Dal 21 agosto al 3 settembre il capoluogo ionico e altri venti Comuni pugliesi ospiteranno la più grande manifestazione sportiva multidisciplinare del bacino mediterraneo: oltre 4mila atleti provenienti da Europa, Africa e Asia si sfideranno in una trentina di discipline con un programma che il ministro per lo Sport Andrea Abodi ha definito "molto più ricco e intenso di quello olimpico invernale di Milano-Cortina".
Nel corso della conferenza si è fatto il punto sui preparativi, sullo stato dei lavori negli impianti sportivi, sul programma culturale e di intrattenimento collegato alla manifestazione, sul piano ticketing e sulle medaglie ufficiali dei Giochi.
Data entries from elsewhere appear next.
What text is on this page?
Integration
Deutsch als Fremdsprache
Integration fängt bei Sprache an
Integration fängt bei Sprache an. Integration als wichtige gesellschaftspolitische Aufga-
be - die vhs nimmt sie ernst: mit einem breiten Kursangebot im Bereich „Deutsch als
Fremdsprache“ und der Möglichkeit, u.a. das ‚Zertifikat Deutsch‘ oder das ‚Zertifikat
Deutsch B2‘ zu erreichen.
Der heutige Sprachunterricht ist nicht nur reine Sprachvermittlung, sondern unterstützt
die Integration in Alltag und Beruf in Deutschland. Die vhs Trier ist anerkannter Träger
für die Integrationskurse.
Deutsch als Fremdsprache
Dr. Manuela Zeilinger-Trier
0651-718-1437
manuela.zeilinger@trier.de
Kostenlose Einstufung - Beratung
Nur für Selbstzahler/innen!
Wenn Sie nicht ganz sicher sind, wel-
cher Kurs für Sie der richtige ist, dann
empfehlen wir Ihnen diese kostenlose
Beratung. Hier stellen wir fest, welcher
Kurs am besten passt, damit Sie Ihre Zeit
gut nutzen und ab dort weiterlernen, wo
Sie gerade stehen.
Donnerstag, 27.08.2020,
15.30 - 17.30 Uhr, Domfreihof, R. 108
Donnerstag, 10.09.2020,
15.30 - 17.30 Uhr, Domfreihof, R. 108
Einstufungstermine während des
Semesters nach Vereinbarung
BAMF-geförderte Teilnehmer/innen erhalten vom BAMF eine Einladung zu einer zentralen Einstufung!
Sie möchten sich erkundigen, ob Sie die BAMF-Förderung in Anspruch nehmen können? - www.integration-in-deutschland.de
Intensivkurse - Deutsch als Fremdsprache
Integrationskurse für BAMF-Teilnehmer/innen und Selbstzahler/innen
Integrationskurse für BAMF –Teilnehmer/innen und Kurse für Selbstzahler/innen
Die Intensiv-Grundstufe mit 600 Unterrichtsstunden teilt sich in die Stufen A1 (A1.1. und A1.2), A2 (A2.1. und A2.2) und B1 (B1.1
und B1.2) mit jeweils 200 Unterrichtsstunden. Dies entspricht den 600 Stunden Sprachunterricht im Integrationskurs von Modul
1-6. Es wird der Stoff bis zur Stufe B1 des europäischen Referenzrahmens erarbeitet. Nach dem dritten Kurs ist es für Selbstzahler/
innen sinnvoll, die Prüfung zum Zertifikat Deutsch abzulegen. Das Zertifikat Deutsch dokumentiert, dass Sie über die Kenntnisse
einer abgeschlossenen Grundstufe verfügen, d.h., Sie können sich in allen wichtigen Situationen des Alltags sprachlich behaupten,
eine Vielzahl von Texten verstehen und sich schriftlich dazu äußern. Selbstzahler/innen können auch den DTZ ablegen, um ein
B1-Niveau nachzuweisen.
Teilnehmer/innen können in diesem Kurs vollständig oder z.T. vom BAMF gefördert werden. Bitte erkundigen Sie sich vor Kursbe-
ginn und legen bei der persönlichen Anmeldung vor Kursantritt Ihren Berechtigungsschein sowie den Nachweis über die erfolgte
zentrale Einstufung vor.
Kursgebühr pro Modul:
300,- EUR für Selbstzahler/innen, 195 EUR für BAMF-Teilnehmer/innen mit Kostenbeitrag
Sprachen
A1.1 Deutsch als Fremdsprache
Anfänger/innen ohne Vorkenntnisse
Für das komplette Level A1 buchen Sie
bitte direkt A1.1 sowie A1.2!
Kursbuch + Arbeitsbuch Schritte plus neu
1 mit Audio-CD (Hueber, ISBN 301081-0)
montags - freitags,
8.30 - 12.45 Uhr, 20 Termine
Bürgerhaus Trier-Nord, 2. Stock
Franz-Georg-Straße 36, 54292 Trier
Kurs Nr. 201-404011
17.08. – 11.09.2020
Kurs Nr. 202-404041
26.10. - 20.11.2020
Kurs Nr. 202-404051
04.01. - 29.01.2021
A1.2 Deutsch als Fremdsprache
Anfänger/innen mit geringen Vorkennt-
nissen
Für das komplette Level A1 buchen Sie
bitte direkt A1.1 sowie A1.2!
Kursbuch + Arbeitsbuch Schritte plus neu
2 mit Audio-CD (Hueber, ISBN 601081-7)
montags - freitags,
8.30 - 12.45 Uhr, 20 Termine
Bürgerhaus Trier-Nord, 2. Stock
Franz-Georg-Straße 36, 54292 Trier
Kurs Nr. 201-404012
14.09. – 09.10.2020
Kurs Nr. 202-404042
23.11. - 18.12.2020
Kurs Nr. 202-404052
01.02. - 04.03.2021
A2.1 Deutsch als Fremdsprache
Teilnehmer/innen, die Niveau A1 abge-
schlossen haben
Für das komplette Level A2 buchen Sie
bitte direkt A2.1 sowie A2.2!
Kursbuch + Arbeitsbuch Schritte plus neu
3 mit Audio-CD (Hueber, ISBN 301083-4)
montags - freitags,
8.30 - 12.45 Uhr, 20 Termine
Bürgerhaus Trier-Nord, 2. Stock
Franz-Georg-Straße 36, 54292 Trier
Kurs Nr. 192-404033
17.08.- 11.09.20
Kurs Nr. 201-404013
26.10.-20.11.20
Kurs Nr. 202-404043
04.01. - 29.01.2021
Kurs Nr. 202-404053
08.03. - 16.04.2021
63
"Saranno 100 giorni da vivere tutto d'un fiato, in apnea", ha detto Abodi, sottolineando il valore simbolico dei Giochi come "un ponte di pace che unisce le diverse sponde" del Mediterraneo.
Il masterplan entra ora nel vivo. Sono 45 le opere previste: cinque impianti già completati, venticinque in fase di ultimazione e undici ancora in corso. Tredici strutture saranno consegnate entro maggio, sedici a giugno, sei a luglio e una ad agosto. Il governo ha investito 275 milioni di euro, 168 milioni dei quali solo sulla città di Taranto, con un incremento di oltre 81 milioni rispetto al piano iniziale. Nove stadi, venti palazzetti, due piscine olimpiche e quattro piste di atletica ridisegnano il volto sportivo della città e dell'intera area ionica.